We take the differential abundance analysis of 2 groups for illustration. The data was generated from Poisson distribution for each group with 30 individuals and 100 microbes. We set the first 10 microbes to be differetial by multipling a effect size vector for the abundance of one group, which is the log2FC from a norm distribution \(N(4, 1)\).
set.seed(123)
data <- matrix(rpois(100*60, 10), 60)
b <- rnorm(10, 4)
data[31:60,1:10] <- t(t(data[31:60,1:10])*2^b)
group <- rep(c(0, 1), each=30)
rownames(data) <- paste0('sample', 1:60)
colnames(data) <- paste0('microbe', 1:100)
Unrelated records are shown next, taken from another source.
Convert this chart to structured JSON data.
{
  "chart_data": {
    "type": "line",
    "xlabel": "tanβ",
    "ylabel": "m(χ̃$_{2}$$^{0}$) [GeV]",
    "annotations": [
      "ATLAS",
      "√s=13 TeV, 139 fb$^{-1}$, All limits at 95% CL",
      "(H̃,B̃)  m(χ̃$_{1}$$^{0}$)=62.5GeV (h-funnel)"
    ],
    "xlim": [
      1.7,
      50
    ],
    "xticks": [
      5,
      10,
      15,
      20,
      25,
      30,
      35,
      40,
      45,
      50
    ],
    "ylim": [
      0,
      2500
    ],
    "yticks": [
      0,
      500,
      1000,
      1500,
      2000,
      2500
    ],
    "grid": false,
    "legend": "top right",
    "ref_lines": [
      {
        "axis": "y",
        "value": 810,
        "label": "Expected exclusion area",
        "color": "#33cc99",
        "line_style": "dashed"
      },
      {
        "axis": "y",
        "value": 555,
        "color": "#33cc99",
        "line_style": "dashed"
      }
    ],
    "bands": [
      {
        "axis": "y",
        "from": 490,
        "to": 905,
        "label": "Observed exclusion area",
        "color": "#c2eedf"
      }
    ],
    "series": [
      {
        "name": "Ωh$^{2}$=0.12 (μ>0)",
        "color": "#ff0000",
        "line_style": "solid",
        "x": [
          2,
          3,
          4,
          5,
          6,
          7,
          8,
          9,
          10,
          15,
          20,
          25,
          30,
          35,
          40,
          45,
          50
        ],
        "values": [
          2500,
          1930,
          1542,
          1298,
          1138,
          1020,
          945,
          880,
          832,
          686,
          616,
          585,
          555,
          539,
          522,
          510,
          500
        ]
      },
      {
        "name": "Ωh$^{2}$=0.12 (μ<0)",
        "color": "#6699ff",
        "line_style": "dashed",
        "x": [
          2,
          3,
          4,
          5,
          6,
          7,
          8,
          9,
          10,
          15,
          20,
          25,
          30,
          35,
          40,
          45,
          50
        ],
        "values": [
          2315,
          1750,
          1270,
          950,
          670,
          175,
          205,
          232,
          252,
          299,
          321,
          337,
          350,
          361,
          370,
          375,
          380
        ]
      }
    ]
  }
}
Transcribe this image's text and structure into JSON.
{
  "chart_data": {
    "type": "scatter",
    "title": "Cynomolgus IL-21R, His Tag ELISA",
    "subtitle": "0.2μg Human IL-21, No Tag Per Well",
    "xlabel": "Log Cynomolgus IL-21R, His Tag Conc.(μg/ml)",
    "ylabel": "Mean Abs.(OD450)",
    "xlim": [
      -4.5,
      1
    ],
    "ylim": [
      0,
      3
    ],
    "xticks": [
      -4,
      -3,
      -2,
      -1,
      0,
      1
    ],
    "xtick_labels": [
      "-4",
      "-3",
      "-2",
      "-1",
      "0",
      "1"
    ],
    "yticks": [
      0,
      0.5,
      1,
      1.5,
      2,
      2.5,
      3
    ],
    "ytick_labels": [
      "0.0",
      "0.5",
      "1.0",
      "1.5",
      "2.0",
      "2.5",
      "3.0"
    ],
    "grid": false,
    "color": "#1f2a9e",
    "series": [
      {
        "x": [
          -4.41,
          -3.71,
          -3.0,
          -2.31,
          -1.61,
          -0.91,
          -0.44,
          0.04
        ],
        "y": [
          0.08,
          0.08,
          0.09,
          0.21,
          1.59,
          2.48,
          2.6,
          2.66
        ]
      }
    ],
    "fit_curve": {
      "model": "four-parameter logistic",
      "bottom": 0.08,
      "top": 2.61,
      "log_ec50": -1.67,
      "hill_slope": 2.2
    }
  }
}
names(b) <- paste0('microbe', 1:10)
# take a look of the log2FC
kable_classic(kbl(t(round(b,4)),align= "l",caption='log2FC for the first 10 microbes'),
html_font = "Cambria") | microbe1 | microbe2 | microbe3 | microbe4 | microbe5 | microbe6 | microbe7 | microbe8 | microbe9 | microbe10 |
|---|---|---|---|---|---|---|---|---|---|
| 3.7867 | 5.1053 | 4.5898 | 3.3323 | 5.6418 | 3.1743 | 2.7887 | 2.5838 | 4.2968 | 3.4753 |
# take a look of the data
kable_classic(kbl(data[1:10, 1:6], align = "l", caption='Data at a glance'),
full_width = T, html_font = "Cambria") | microbe1 | microbe2 | microbe3 | microbe4 | microbe5 | microbe6 | |
|---|---|---|---|---|---|---|
| sample1 | 8 | 11 | 10 | 9 | 10 | 8 |
| sample2 | 9 | 12 | 8 | 10 | 11 | 7 |
| sample3 | 14 | 9 | 10 | 10 | 10 | 8 |
| sample4 | 10 | 9 | 17 | 13 | 4 | 10 |
| sample5 | 10 | 7 | 16 | 8 | 7 | 7 |
| sample6 | 15 | 7 | 5 | 6 | 9 | 10 |
| sample7 | 11 | 11 | 6 | 10 | 10 | 11 |
| sample8 | 5 | 9 | 11 | 18 | 10 | 9 |
| sample9 | 4 | 7 | 5 | 10 | 10 | 20 |
| sample10 | 13 | 10 | 12 | 9 | 15 | 12 |
Here other parameters are set as default.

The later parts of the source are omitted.